On a reproché a la grande-duchesse d’avoir une cour composée en majeure partie de dignitaires allemands. On a parlé d’influences occultes, d’ingérence dans la politique intérieure ; l’entourage de la souveraine a été qualifié de « camarilla. » Les critiques qui se sont fait jour, à ce sujet, dans la presse et même à la Chambre, ont pu paraître déplacées, tout au moins dans les termes où elles se formulaient. Ce qu’il en faut retenir, c’est avant tout le sentiment d’indépendance qu’elles trahissaient, la manifestation de l’opinion publique affirmant le désir du peuple luxembourgeois d’être affranchi de toute direction germanique.
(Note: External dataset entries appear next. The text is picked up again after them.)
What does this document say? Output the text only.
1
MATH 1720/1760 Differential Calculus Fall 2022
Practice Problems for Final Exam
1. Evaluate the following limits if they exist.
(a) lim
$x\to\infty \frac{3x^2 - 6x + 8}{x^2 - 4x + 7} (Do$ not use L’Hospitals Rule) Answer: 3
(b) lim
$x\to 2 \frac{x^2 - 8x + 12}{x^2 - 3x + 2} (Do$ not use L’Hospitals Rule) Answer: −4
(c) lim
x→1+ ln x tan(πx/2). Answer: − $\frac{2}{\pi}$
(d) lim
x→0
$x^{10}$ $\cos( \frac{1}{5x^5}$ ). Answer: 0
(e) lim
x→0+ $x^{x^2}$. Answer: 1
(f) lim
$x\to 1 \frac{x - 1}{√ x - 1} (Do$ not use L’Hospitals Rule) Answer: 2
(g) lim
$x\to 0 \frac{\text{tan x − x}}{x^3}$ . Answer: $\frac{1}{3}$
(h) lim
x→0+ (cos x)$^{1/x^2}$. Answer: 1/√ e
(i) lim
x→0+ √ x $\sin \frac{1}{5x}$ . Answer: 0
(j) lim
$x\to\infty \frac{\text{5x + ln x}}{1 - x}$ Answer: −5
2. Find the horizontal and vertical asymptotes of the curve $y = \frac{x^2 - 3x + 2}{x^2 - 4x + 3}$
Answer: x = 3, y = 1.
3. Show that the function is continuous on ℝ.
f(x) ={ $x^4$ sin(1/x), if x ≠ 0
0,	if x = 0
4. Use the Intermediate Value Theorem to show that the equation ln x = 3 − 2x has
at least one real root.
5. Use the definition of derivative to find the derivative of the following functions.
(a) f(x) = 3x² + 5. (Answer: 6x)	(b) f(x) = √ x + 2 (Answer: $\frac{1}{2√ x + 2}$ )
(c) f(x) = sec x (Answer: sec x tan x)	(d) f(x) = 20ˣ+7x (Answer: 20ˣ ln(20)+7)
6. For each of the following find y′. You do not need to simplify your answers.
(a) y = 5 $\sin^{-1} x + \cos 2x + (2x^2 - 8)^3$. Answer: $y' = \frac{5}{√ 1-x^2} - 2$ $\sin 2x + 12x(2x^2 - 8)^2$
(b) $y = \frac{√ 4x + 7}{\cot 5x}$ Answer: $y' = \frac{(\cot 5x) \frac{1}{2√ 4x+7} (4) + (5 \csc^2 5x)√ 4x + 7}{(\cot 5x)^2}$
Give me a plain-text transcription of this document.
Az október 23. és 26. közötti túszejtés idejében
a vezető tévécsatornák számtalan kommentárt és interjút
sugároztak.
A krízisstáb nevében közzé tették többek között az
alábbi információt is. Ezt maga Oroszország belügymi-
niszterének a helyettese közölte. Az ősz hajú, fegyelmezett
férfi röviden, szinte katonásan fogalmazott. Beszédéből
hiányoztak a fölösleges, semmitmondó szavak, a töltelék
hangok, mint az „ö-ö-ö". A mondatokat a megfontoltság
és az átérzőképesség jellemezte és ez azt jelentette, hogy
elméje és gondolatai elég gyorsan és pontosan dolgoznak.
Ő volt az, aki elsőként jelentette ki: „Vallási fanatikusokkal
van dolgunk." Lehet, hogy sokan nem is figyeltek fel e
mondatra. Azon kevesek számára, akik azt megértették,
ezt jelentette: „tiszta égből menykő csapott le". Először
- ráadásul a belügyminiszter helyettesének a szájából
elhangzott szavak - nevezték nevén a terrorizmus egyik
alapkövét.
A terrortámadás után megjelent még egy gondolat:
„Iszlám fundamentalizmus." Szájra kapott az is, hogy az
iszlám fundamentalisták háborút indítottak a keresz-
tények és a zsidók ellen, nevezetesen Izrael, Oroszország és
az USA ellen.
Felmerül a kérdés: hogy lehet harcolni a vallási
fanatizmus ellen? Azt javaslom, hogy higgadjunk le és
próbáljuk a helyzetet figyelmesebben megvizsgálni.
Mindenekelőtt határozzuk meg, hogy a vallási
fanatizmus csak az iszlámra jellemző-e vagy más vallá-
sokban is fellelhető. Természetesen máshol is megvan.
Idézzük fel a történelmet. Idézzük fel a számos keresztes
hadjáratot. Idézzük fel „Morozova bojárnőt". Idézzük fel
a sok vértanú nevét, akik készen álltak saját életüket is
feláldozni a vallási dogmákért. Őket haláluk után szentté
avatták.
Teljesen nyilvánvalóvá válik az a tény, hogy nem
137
Les apparences sont parfois plus fâcheuses que la réalité. S’il a semblé que la Cour grand-ducale prenait trop souvent langue à Berlin, on peut supposer que cette déférence était due plutôt à la crainte qu’à la sympathie, et nous admettrions volontiers qu’elle était plus affectée que sincère. Il n’est, en tout cas, pas douteux que la grande-duchesse Marie-Adélaïde a ressenti vivement la manière dont ses droits souverains et l’indépendance du pays ont été méconnus et que ce fut, pour la jeune princesse, une cruelle désillusion de se voir traitée si brutalement par l’omnipotent voisin pour lequel son gouvernement et elle-même avaient eu tant d’égards.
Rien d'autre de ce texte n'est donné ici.